Both men had a lengthy feeling-out process early on, with neither gaining a big advantage. Evans wasn't playing patty cake this time around, keeping his hands up and looking to land short combinations while Henderson, as expected, looked for an opportunity to connect with his massive right hand.
Evans seemed to be slightly in control, utilizing better movement and throwing more often, but Henderson's power was the great equalizer, scoring with a stiff left jab of all things and stunning "Suga."
Henderson tried to follow up with a big swarm of blows but he couldn't find a home for the killshot.
Evans responded in the second round by turning up the aggression, throwing more combinations and avoiding the big "H-Bomb" from Henderson. He found success whenever Henderson was backed near the fence and had his escape routes cut off. Takedown attempt from Evans were very unsuccessful, but he did score with short knees in the clinch whenever he was able to get inside.
As the fight wore on, Henderson's conditioning really proved a factor as he just couldn't explode forward enough to find a home for that right hand. Instead, Evans was able to turn it up, mixing in combinations to break the lulls in the fight.

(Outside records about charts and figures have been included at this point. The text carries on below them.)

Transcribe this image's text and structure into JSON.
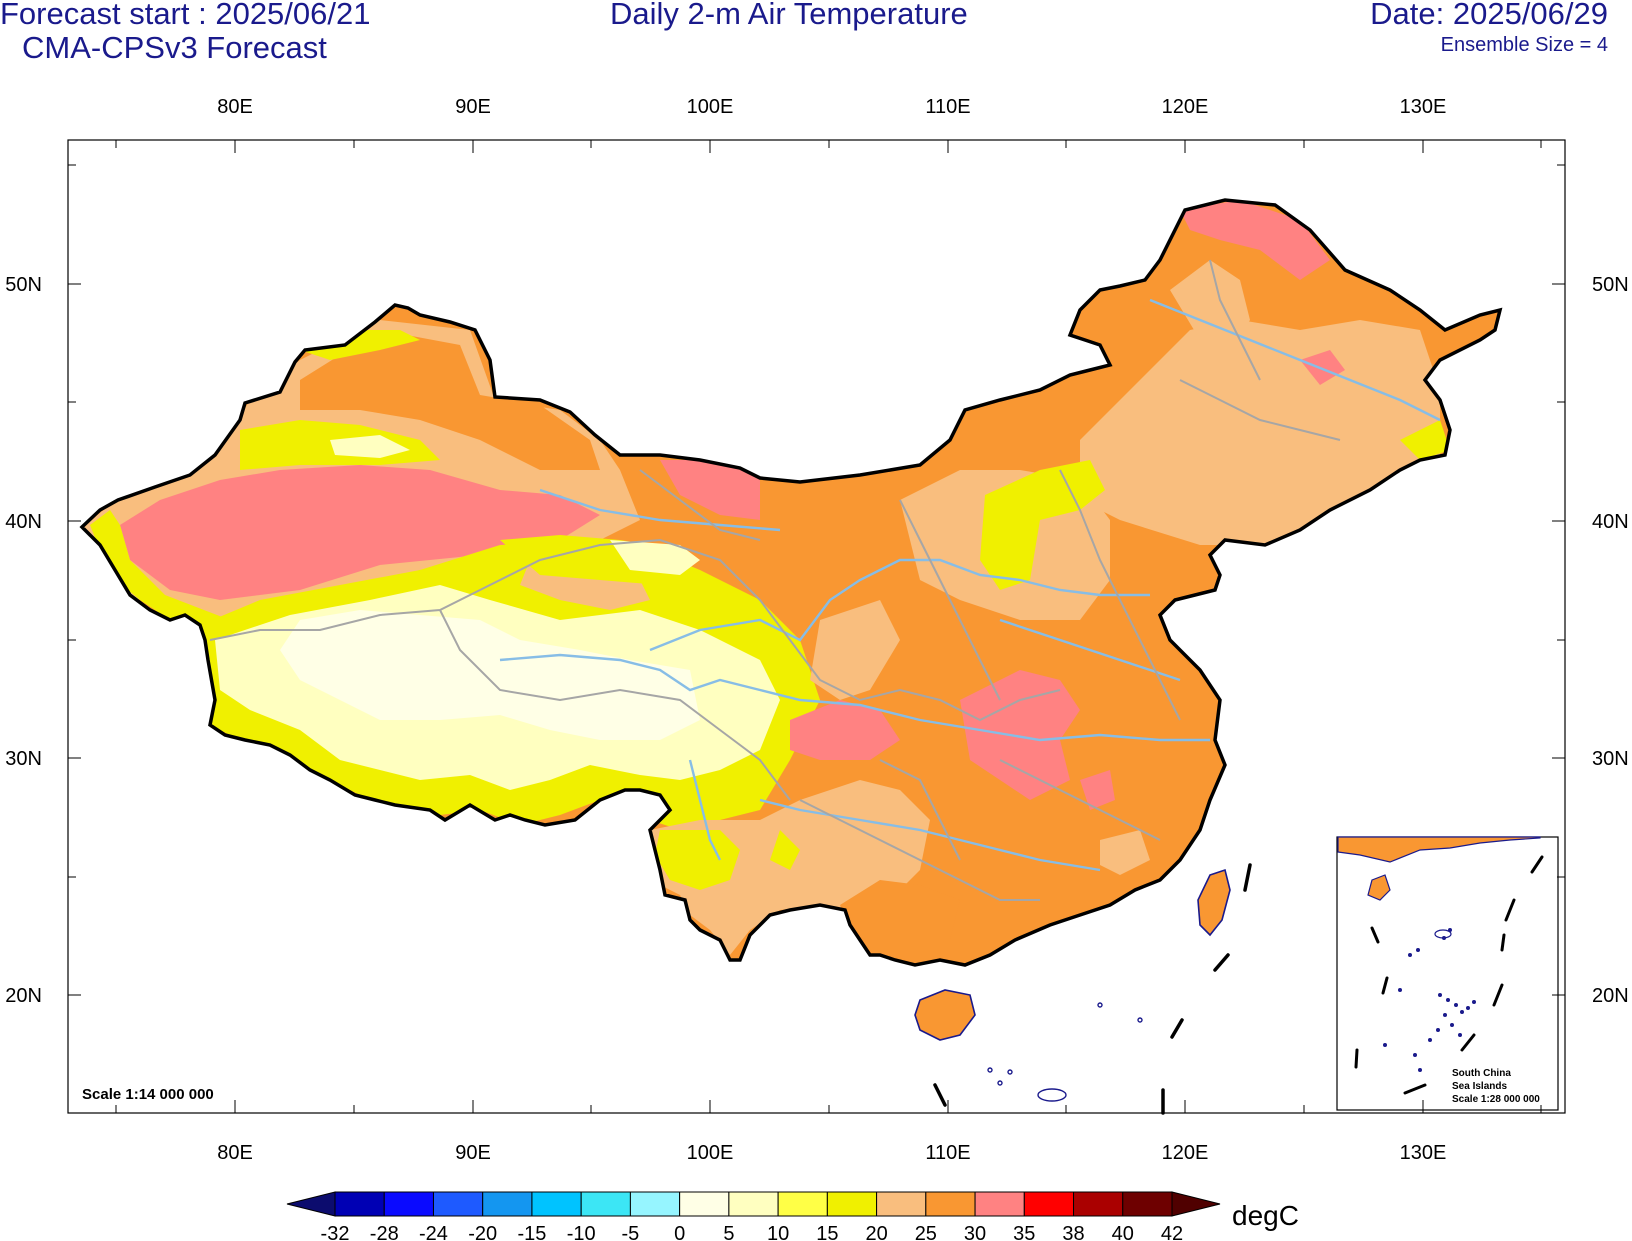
{
  "header": {
    "forecast_start": "Forecast start : 2025/06/21",
    "model": "CMA-CPSv3 Forecast",
    "title": "Daily 2-m Air Temperature",
    "date": "Date: 2025/06/29",
    "ensemble": "Ensemble Size = 4"
  },
  "map": {
    "lon_ticks": [
      "80E",
      "90E",
      "100E",
      "110E",
      "120E",
      "130E"
    ],
    "lat_ticks": [
      "50N",
      "40N",
      "30N",
      "20N"
    ],
    "scale_text": "Scale 1:14 000 000",
    "inset": {
      "title_line1": "South China",
      "title_line2": "Sea Islands",
      "scale": "Scale 1:28 000 000"
    },
    "colors": {
      "boundary": "#000000",
      "rivers": "#87bde6",
      "provinces": "#a6a6a6",
      "coast": "#1a1a8c"
    }
  },
  "colorbar": {
    "unit": "degC",
    "labels": [
      "-32",
      "-28",
      "-24",
      "-20",
      "-15",
      "-10",
      "-5",
      "0",
      "5",
      "10",
      "15",
      "20",
      "25",
      "30",
      "35",
      "38",
      "40",
      "42"
    ],
    "colors": [
      "#0c0c6e",
      "#0000b4",
      "#0a0aff",
      "#1e5aff",
      "#1496f0",
      "#00c3ff",
      "#3ce6f5",
      "#96f5ff",
      "#ffffe6",
      "#ffffc0",
      "#ffff46",
      "#f0f000",
      "#f9be7e",
      "#f99732",
      "#ff8282",
      "#ff0000",
      "#aa0000",
      "#6e0000",
      "#500000"
    ]
  }
}
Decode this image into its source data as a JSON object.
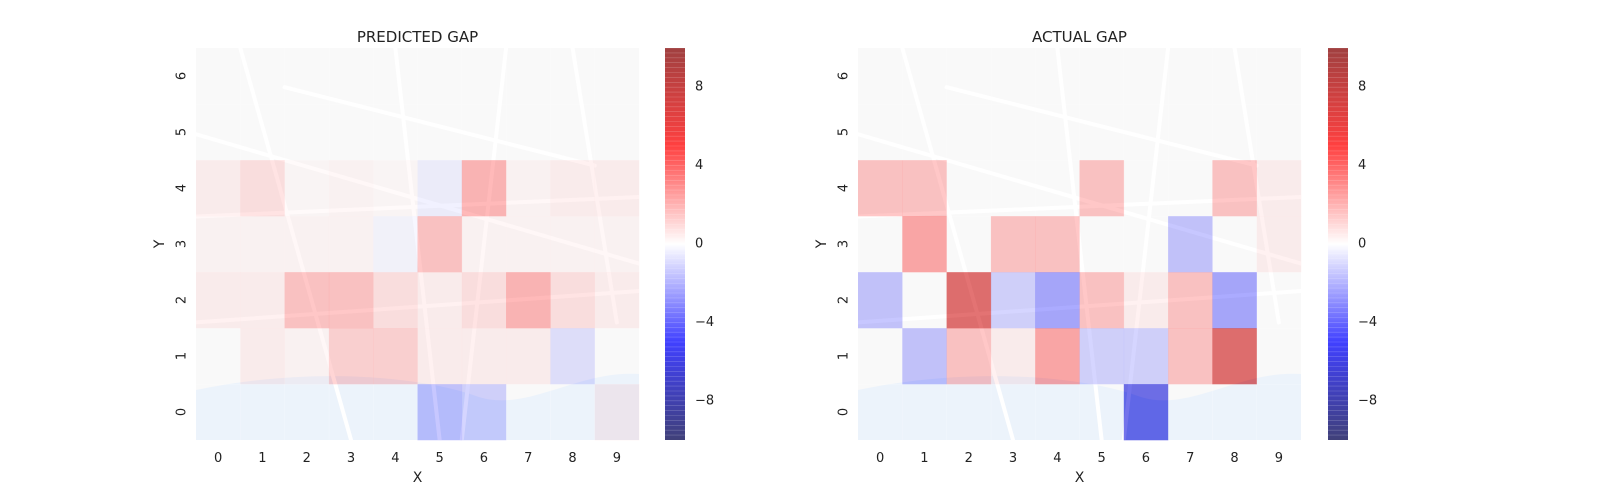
{
  "chart_data": [
    {
      "type": "heatmap",
      "title": "PREDICTED GAP",
      "xlabel": "X",
      "ylabel": "Y",
      "x_ticks": [
        0,
        1,
        2,
        3,
        4,
        5,
        6,
        7,
        8,
        9
      ],
      "y_ticks": [
        0,
        1,
        2,
        3,
        4,
        5,
        6
      ],
      "vlim": [
        -10,
        10
      ],
      "colorbar_ticks": [
        8,
        4,
        0,
        -4,
        -8
      ],
      "colorbar_tick_labels": [
        "8",
        "4",
        "0",
        "−4",
        "−8"
      ],
      "colormap": "seismic",
      "background": "map",
      "values": [
        [
          0,
          0,
          0,
          0,
          0,
          -2,
          -1.5,
          0,
          0,
          0.5
        ],
        [
          0,
          0.5,
          0.3,
          1.5,
          1.5,
          0.5,
          0.5,
          0.5,
          -1,
          0
        ],
        [
          0.5,
          0.5,
          2,
          2,
          1,
          0.5,
          1,
          2.5,
          1,
          0.5
        ],
        [
          0.3,
          0.3,
          0.3,
          0.3,
          -0.3,
          2,
          0.3,
          0.3,
          0.3,
          0.3
        ],
        [
          0.5,
          1,
          0.2,
          0.3,
          0.2,
          -0.5,
          2.5,
          0.3,
          0.5,
          0.5
        ],
        [
          0,
          0,
          0,
          0,
          0,
          0,
          0,
          0,
          0,
          0
        ],
        [
          0,
          0,
          0,
          0,
          0,
          0,
          0,
          0,
          0,
          0
        ]
      ]
    },
    {
      "type": "heatmap",
      "title": "ACTUAL GAP",
      "xlabel": "X",
      "ylabel": "Y",
      "x_ticks": [
        0,
        1,
        2,
        3,
        4,
        5,
        6,
        7,
        8,
        9
      ],
      "y_ticks": [
        0,
        1,
        2,
        3,
        4,
        5,
        6
      ],
      "vlim": [
        -10,
        10
      ],
      "colorbar_ticks": [
        8,
        4,
        0,
        -4,
        -8
      ],
      "colorbar_tick_labels": [
        "8",
        "4",
        "0",
        "−4",
        "−8"
      ],
      "colormap": "seismic",
      "background": "map",
      "values": [
        [
          0,
          0,
          0,
          0,
          0,
          0,
          -6,
          0,
          0,
          0
        ],
        [
          0,
          -2,
          2,
          0.5,
          3,
          -1.5,
          -1.5,
          2,
          7,
          0
        ],
        [
          -2,
          0,
          7,
          -1.5,
          -3,
          2,
          0.5,
          2,
          -3,
          0
        ],
        [
          0,
          3,
          0,
          2,
          2,
          0,
          0,
          -2,
          0,
          0.5
        ],
        [
          2,
          2,
          0,
          0,
          0,
          2,
          0,
          0,
          2,
          0.5
        ],
        [
          0,
          0,
          0,
          0,
          0,
          0,
          0,
          0,
          0,
          0
        ],
        [
          0,
          0,
          0,
          0,
          0,
          0,
          0,
          0,
          0,
          0
        ]
      ]
    }
  ]
}
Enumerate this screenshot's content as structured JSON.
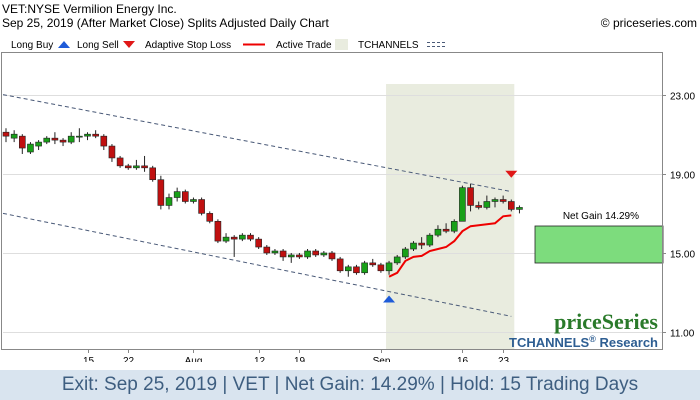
{
  "header": {
    "title": "VET:NYSE Vermilion Energy Inc.",
    "subtitle": "Sep 25, 2019 (After Market Close)  Splits Adjusted Daily Chart",
    "copyright": "© priceseries.com"
  },
  "legend": {
    "long_buy": "Long Buy",
    "long_sell": "Long Sell",
    "adaptive_stop": "Adaptive Stop Loss",
    "active_trade": "Active Trade",
    "tchannels": "TCHANNELS"
  },
  "colors": {
    "up_candle": "#18a018",
    "down_candle": "#c01010",
    "stop_line": "#ee0000",
    "active_trade_shade": "#e9ecdf",
    "channel": "#4a5a78",
    "gain_box": "#7ddc7d",
    "buy_arrow": "#1e5bd8",
    "sell_arrow": "#e01818",
    "footer_bg": "#d9e4ef",
    "footer_text": "#3e5e80"
  },
  "net_gain_label": "Net Gain 14.29%",
  "watermark": {
    "brand": "priceSeries",
    "research": "TCHANNELS",
    "research_reg": "®",
    "research_suffix": " Research"
  },
  "footer": "Exit: Sep 25, 2019 | VET | Net Gain: 14.29% | Hold: 15 Trading Days",
  "chart_data": {
    "type": "candlestick",
    "y_axis_position": "right",
    "ylim": [
      10.15,
      25.1
    ],
    "y_ticks": [
      "23.00",
      "19.00",
      "15.00",
      "11.00"
    ],
    "y_tick_values": [
      23,
      19,
      15,
      11
    ],
    "x_tick_labels": [
      {
        "label": "15",
        "index": 10
      },
      {
        "label": "22",
        "index": 15
      },
      {
        "label": "Aug",
        "index": 23
      },
      {
        "label": "12",
        "index": 31
      },
      {
        "label": "19",
        "index": 36
      },
      {
        "label": "Sep",
        "index": 46
      },
      {
        "label": "16",
        "index": 56
      },
      {
        "label": "23",
        "index": 61
      }
    ],
    "trading_days": 64,
    "active_trade": {
      "start_index": 47,
      "end_index": 62
    },
    "long_buy": {
      "index": 47,
      "price": 12.85
    },
    "long_sell": {
      "index": 62,
      "price": 18.8
    },
    "net_gain_pct": 14.29,
    "channels": [
      {
        "start": [
          0,
          23.0
        ],
        "end": [
          62,
          18.1
        ]
      },
      {
        "start": [
          0,
          17.0
        ],
        "end": [
          62,
          11.8
        ]
      }
    ],
    "adaptive_stop": [
      [
        47,
        13.8
      ],
      [
        48,
        14.0
      ],
      [
        49,
        14.6
      ],
      [
        50,
        14.8
      ],
      [
        51,
        14.85
      ],
      [
        52,
        15.1
      ],
      [
        53,
        15.2
      ],
      [
        54,
        15.3
      ],
      [
        55,
        15.6
      ],
      [
        56,
        16.1
      ],
      [
        57,
        16.35
      ],
      [
        58,
        16.4
      ],
      [
        59,
        16.45
      ],
      [
        60,
        16.5
      ],
      [
        61,
        16.85
      ],
      [
        62,
        16.9
      ]
    ],
    "candles": [
      {
        "o": 21.1,
        "h": 21.3,
        "l": 20.6,
        "c": 20.9
      },
      {
        "o": 20.8,
        "h": 21.2,
        "l": 20.6,
        "c": 21.0
      },
      {
        "o": 20.9,
        "h": 21.0,
        "l": 20.0,
        "c": 20.3
      },
      {
        "o": 20.1,
        "h": 20.6,
        "l": 20.0,
        "c": 20.5
      },
      {
        "o": 20.4,
        "h": 20.7,
        "l": 20.2,
        "c": 20.6
      },
      {
        "o": 20.6,
        "h": 20.9,
        "l": 20.5,
        "c": 20.8
      },
      {
        "o": 20.8,
        "h": 21.1,
        "l": 20.5,
        "c": 20.7
      },
      {
        "o": 20.7,
        "h": 20.8,
        "l": 20.4,
        "c": 20.6
      },
      {
        "o": 20.6,
        "h": 21.1,
        "l": 20.5,
        "c": 20.9
      },
      {
        "o": 20.9,
        "h": 21.3,
        "l": 20.6,
        "c": 20.9
      },
      {
        "o": 20.9,
        "h": 21.1,
        "l": 20.7,
        "c": 21.0
      },
      {
        "o": 21.0,
        "h": 21.2,
        "l": 20.8,
        "c": 20.9
      },
      {
        "o": 20.9,
        "h": 21.0,
        "l": 20.2,
        "c": 20.4
      },
      {
        "o": 20.4,
        "h": 20.5,
        "l": 19.6,
        "c": 19.8
      },
      {
        "o": 19.8,
        "h": 19.9,
        "l": 19.3,
        "c": 19.4
      },
      {
        "o": 19.4,
        "h": 19.5,
        "l": 19.2,
        "c": 19.3
      },
      {
        "o": 19.3,
        "h": 19.7,
        "l": 19.2,
        "c": 19.4
      },
      {
        "o": 19.4,
        "h": 19.9,
        "l": 19.1,
        "c": 19.3
      },
      {
        "o": 19.3,
        "h": 19.4,
        "l": 18.6,
        "c": 18.7
      },
      {
        "o": 18.7,
        "h": 18.9,
        "l": 17.2,
        "c": 17.4
      },
      {
        "o": 17.4,
        "h": 18.0,
        "l": 17.2,
        "c": 17.8
      },
      {
        "o": 17.8,
        "h": 18.3,
        "l": 17.6,
        "c": 18.1
      },
      {
        "o": 18.1,
        "h": 18.2,
        "l": 17.5,
        "c": 17.6
      },
      {
        "o": 17.6,
        "h": 17.8,
        "l": 17.5,
        "c": 17.7
      },
      {
        "o": 17.7,
        "h": 17.8,
        "l": 16.9,
        "c": 17.0
      },
      {
        "o": 17.0,
        "h": 17.1,
        "l": 16.5,
        "c": 16.6
      },
      {
        "o": 16.6,
        "h": 16.7,
        "l": 15.5,
        "c": 15.6
      },
      {
        "o": 15.6,
        "h": 16.0,
        "l": 15.5,
        "c": 15.8
      },
      {
        "o": 15.8,
        "h": 15.9,
        "l": 14.8,
        "c": 15.7
      },
      {
        "o": 15.7,
        "h": 16.0,
        "l": 15.6,
        "c": 15.9
      },
      {
        "o": 15.9,
        "h": 16.0,
        "l": 15.6,
        "c": 15.7
      },
      {
        "o": 15.7,
        "h": 15.8,
        "l": 15.2,
        "c": 15.3
      },
      {
        "o": 15.3,
        "h": 15.4,
        "l": 14.9,
        "c": 15.0
      },
      {
        "o": 15.0,
        "h": 15.2,
        "l": 14.9,
        "c": 15.1
      },
      {
        "o": 15.1,
        "h": 15.2,
        "l": 14.6,
        "c": 14.8
      },
      {
        "o": 14.8,
        "h": 15.0,
        "l": 14.5,
        "c": 14.9
      },
      {
        "o": 14.9,
        "h": 15.0,
        "l": 14.7,
        "c": 14.8
      },
      {
        "o": 14.8,
        "h": 15.2,
        "l": 14.7,
        "c": 15.1
      },
      {
        "o": 15.1,
        "h": 15.2,
        "l": 14.8,
        "c": 14.9
      },
      {
        "o": 14.9,
        "h": 15.1,
        "l": 14.8,
        "c": 15.0
      },
      {
        "o": 15.0,
        "h": 15.1,
        "l": 14.6,
        "c": 14.7
      },
      {
        "o": 14.7,
        "h": 14.8,
        "l": 14.0,
        "c": 14.1
      },
      {
        "o": 14.1,
        "h": 14.4,
        "l": 13.8,
        "c": 14.3
      },
      {
        "o": 14.3,
        "h": 14.4,
        "l": 13.9,
        "c": 14.0
      },
      {
        "o": 14.0,
        "h": 14.6,
        "l": 13.9,
        "c": 14.5
      },
      {
        "o": 14.5,
        "h": 14.7,
        "l": 14.3,
        "c": 14.4
      },
      {
        "o": 14.4,
        "h": 14.5,
        "l": 14.0,
        "c": 14.1
      },
      {
        "o": 14.1,
        "h": 14.6,
        "l": 13.9,
        "c": 14.5
      },
      {
        "o": 14.5,
        "h": 14.9,
        "l": 14.4,
        "c": 14.8
      },
      {
        "o": 14.8,
        "h": 15.3,
        "l": 14.7,
        "c": 15.2
      },
      {
        "o": 15.2,
        "h": 15.6,
        "l": 15.1,
        "c": 15.5
      },
      {
        "o": 15.5,
        "h": 15.8,
        "l": 15.2,
        "c": 15.4
      },
      {
        "o": 15.4,
        "h": 16.0,
        "l": 15.3,
        "c": 15.9
      },
      {
        "o": 15.9,
        "h": 16.4,
        "l": 15.8,
        "c": 16.2
      },
      {
        "o": 16.2,
        "h": 16.5,
        "l": 16.0,
        "c": 16.1
      },
      {
        "o": 16.1,
        "h": 16.7,
        "l": 16.0,
        "c": 16.6
      },
      {
        "o": 16.6,
        "h": 18.4,
        "l": 16.6,
        "c": 18.3
      },
      {
        "o": 18.3,
        "h": 18.5,
        "l": 17.1,
        "c": 17.4
      },
      {
        "o": 17.4,
        "h": 17.6,
        "l": 17.2,
        "c": 17.3
      },
      {
        "o": 17.3,
        "h": 17.9,
        "l": 17.2,
        "c": 17.6
      },
      {
        "o": 17.6,
        "h": 17.8,
        "l": 17.3,
        "c": 17.7
      },
      {
        "o": 17.7,
        "h": 17.9,
        "l": 17.5,
        "c": 17.6
      },
      {
        "o": 17.6,
        "h": 17.7,
        "l": 17.1,
        "c": 17.2
      },
      {
        "o": 17.2,
        "h": 17.4,
        "l": 17.0,
        "c": 17.3
      }
    ]
  }
}
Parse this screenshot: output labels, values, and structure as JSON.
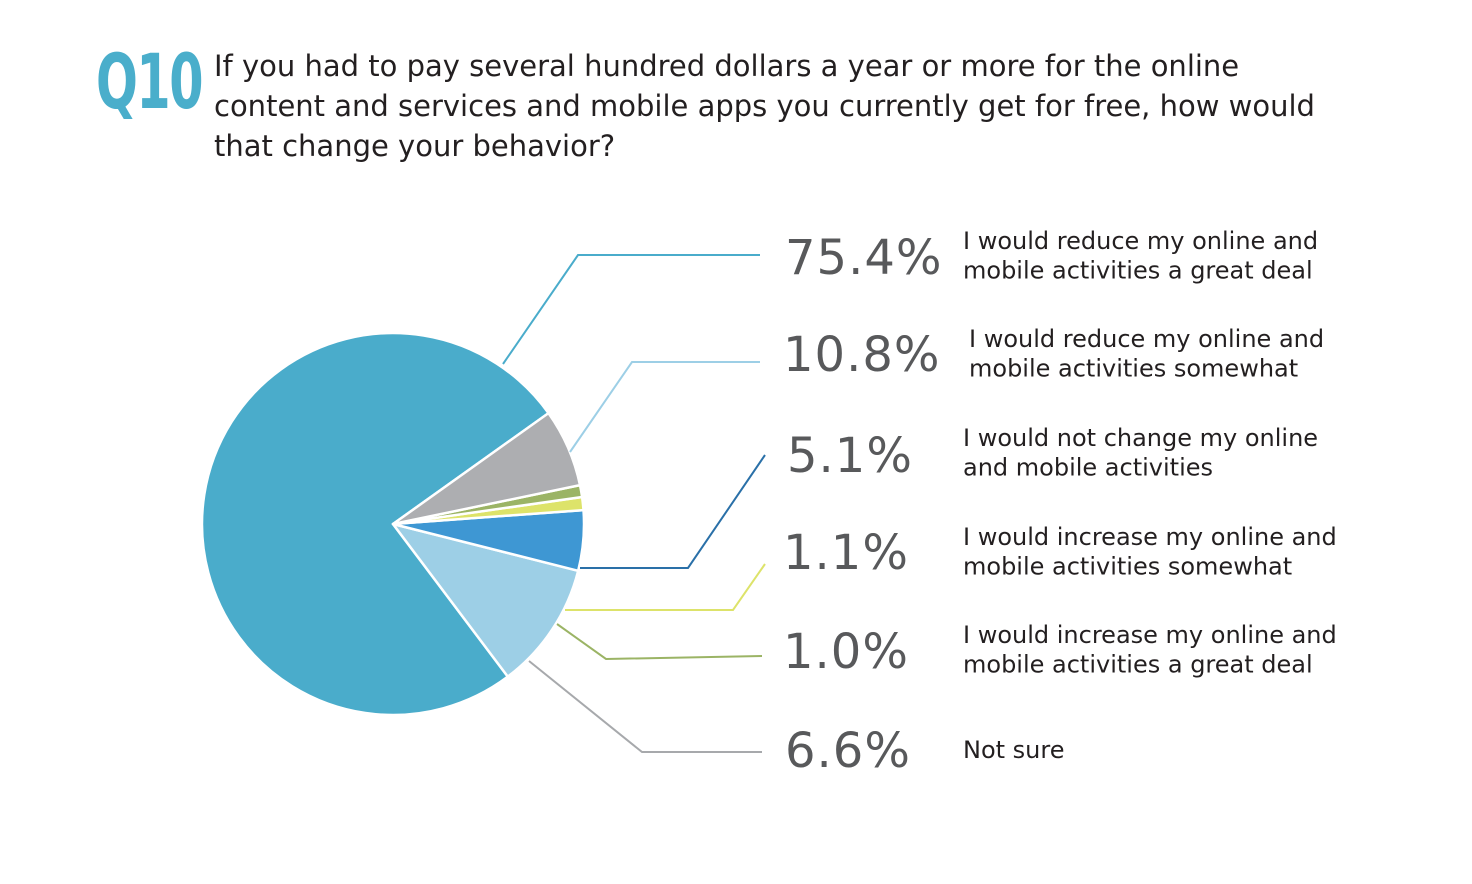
{
  "question": {
    "tag": "Q10",
    "text": "If you had to pay several hundred dollars a year or more for the online content and services and mobile apps you currently get for free, how would that change your behavior?"
  },
  "chart_data": {
    "type": "pie",
    "title": "",
    "slices": [
      {
        "value": 75.4,
        "value_label": "75.4%",
        "label_lines": [
          "I would reduce my online and",
          "mobile activities a great deal"
        ],
        "color": "#4aaccb"
      },
      {
        "value": 10.8,
        "value_label": "10.8%",
        "label_lines": [
          "I would reduce my online and",
          "mobile activities somewhat"
        ],
        "color": "#9dcfe6"
      },
      {
        "value": 5.1,
        "value_label": "5.1%",
        "label_lines": [
          "I would not change my online",
          "and mobile activities"
        ],
        "color": "#3e97d3"
      },
      {
        "value": 1.1,
        "value_label": "1.1%",
        "label_lines": [
          "I would increase my online and",
          "mobile activities somewhat"
        ],
        "color": "#dde36a"
      },
      {
        "value": 1.0,
        "value_label": "1.0%",
        "label_lines": [
          "I would increase my online and",
          "mobile activities a great deal"
        ],
        "color": "#9bb465"
      },
      {
        "value": 6.6,
        "value_label": "6.6%",
        "label_lines": [
          "Not sure"
        ],
        "color": "#adaeb1"
      }
    ],
    "leader_colors": [
      "#4aaccb",
      "#9dcfe6",
      "#2a70a8",
      "#dde36a",
      "#9bb465",
      "#a7a9ac"
    ]
  }
}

Evans stepped it up around the midway point of the third round, scoring with his punches, not throwing them as single shots and following up with strikes in succession. When he had Henderson reeling during an exchange, he stayed on him, even briefly dropping the veteran along the fence with a flash knockdown.
The workrate for Evans was enough to put him over the top and despite the ineffectiveness of his wrestling, "Suga" was able to walk away with a split decision victory.
For Dan Henderson, he just couldn't find a moment to really land that huge shot. What worked for him against Babalu, Fedor, Feijao and even Shogun just hasn't against both Evans and Machida in his last two fights. More mobile opponents are giving him fits and his lack of conditioning and inability to close the distance or set up his shots is failing him. Hendo had his best moment when he landed a stiff left jab, something he doesn't throw often. He's going to have to keep evolving and mix up his game if he wants to catch anyone by surprise.
The fact that his mouth was wide open and he was sucking air before the first round was over was very troubling.